Abstract

By ultrathin serial sectioning of frog mesenteric capillaries it was recently demonstrated that the many apparently free vesicles in electron microscope (EM) sections of endothelial cells may be artefacts due to conventional (500–700 Å thick) sectioning (Frøkjaer-Jensen, 1980). The vesicles were found to be part of two sets of invaginations of the cell surfaces; one set connected to the lumen, the other to the interstitium. The present study extends this view to comprise the vesicle organization in frog striated muscle capillaries. By analysis of the three-dimensional organization of the plasmalemmal vesicles in 21 ultrathin serial sections (120–150 Å) of two muscle capillaries it is demonstrated that less than 1% of the about 70% apparently free vesicles seen in conventional thin sections of the same capillaries in fact represent truly free vesicular units.
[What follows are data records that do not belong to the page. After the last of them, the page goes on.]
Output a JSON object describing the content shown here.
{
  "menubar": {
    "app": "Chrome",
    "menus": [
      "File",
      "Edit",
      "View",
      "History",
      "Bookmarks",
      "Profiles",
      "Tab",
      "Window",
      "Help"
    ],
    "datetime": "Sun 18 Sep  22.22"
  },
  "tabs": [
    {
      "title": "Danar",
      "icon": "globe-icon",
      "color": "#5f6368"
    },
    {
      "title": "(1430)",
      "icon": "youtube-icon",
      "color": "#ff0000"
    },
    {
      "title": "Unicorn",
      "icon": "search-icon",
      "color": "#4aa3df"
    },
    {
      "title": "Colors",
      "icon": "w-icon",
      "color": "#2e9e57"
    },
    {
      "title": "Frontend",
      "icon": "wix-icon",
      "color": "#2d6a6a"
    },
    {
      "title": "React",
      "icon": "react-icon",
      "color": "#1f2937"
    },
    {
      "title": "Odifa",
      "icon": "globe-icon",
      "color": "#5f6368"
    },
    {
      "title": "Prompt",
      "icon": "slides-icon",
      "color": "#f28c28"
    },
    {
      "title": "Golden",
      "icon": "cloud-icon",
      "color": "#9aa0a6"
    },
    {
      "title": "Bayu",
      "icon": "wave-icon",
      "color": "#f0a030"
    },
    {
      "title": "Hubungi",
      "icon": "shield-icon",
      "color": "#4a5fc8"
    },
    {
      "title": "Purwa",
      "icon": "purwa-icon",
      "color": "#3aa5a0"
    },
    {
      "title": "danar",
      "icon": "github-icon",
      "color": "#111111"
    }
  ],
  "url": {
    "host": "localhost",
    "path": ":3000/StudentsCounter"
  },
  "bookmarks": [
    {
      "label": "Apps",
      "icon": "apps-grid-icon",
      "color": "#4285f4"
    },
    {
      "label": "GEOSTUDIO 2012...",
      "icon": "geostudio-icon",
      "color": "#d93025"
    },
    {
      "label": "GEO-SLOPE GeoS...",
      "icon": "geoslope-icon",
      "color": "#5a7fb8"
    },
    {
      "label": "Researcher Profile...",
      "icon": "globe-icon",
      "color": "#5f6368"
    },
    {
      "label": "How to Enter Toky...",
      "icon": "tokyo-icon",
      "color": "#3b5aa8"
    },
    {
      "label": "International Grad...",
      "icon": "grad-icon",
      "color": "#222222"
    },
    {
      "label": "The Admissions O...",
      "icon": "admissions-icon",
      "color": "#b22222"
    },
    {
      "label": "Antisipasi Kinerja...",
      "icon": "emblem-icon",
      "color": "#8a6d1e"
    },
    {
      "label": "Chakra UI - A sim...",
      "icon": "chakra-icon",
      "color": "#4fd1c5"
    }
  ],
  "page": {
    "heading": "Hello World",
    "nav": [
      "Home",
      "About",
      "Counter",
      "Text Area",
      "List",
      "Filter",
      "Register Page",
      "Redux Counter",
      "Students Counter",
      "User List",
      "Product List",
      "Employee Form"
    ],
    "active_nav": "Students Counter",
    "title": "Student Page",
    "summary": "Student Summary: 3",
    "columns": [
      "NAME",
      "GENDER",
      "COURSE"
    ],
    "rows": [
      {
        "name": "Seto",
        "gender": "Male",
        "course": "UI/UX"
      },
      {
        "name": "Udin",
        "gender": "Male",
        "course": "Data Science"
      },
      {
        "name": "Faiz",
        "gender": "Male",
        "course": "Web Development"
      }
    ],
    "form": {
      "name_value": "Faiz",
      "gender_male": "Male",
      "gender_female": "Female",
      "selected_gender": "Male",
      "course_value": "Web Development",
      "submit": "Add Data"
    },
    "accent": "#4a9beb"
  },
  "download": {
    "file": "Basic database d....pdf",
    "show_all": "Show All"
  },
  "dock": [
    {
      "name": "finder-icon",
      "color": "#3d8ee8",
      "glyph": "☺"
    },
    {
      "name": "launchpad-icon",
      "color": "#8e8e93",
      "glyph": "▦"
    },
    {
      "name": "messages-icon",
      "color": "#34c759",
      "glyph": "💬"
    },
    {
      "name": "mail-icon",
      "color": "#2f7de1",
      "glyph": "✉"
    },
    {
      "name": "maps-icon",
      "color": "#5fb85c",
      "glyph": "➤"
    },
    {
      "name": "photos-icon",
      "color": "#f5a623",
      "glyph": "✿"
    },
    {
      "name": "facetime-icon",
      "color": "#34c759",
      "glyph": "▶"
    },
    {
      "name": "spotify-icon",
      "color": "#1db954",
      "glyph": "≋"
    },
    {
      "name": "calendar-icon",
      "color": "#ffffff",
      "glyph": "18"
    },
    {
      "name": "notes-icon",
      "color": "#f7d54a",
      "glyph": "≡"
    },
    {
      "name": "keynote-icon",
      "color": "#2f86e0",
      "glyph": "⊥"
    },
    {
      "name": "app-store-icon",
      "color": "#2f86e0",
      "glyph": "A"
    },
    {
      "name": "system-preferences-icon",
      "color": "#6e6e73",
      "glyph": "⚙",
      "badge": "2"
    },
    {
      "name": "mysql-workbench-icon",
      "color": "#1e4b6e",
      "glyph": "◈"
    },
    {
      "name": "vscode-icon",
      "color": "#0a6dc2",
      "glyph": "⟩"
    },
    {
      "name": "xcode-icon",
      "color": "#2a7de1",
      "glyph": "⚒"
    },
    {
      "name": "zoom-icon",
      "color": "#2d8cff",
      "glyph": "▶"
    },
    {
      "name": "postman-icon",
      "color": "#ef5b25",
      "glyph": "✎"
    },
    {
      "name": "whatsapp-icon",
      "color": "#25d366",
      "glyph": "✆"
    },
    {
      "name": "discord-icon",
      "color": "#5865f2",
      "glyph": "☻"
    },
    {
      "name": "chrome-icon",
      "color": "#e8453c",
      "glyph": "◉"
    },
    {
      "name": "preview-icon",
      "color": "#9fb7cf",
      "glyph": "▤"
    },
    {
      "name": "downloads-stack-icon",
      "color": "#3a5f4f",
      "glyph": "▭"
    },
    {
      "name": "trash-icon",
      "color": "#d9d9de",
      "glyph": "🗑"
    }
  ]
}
By analysis of 15 conventional EM cross-sections of capillaries from the frog cutaneous-pectoris muscle containing plasmaproteins in high concentration it is furthermore demonstrated that 48% of the total vesicle population connect to the lumen at the time of fixation. This organization of the vesicular system seems incompatible with the concept that macromolecules are transferred across the capillary wall by vesicular transport or by a series of fusions and fissions between individual cytoplasmic vesicles but is compatible with the notion that macromolecules exchange across capillary walls by means of passive processes such as diffusion and convection through rare ‘large pores’. The study emphasizes that any attempts to classify vesicles in conventional thin sections as ‘luminal’, ‘cytoplasmic’ and ‘abluminal’ is impossible and may lead to erroneous interpretations of vesicle involvement in transcapillary exchange of macromolecules. The rare occurrence of transendothelial channels compared to the number of vesicle invaginations suggests that the main function of the vesicular system relates to functions other than transport.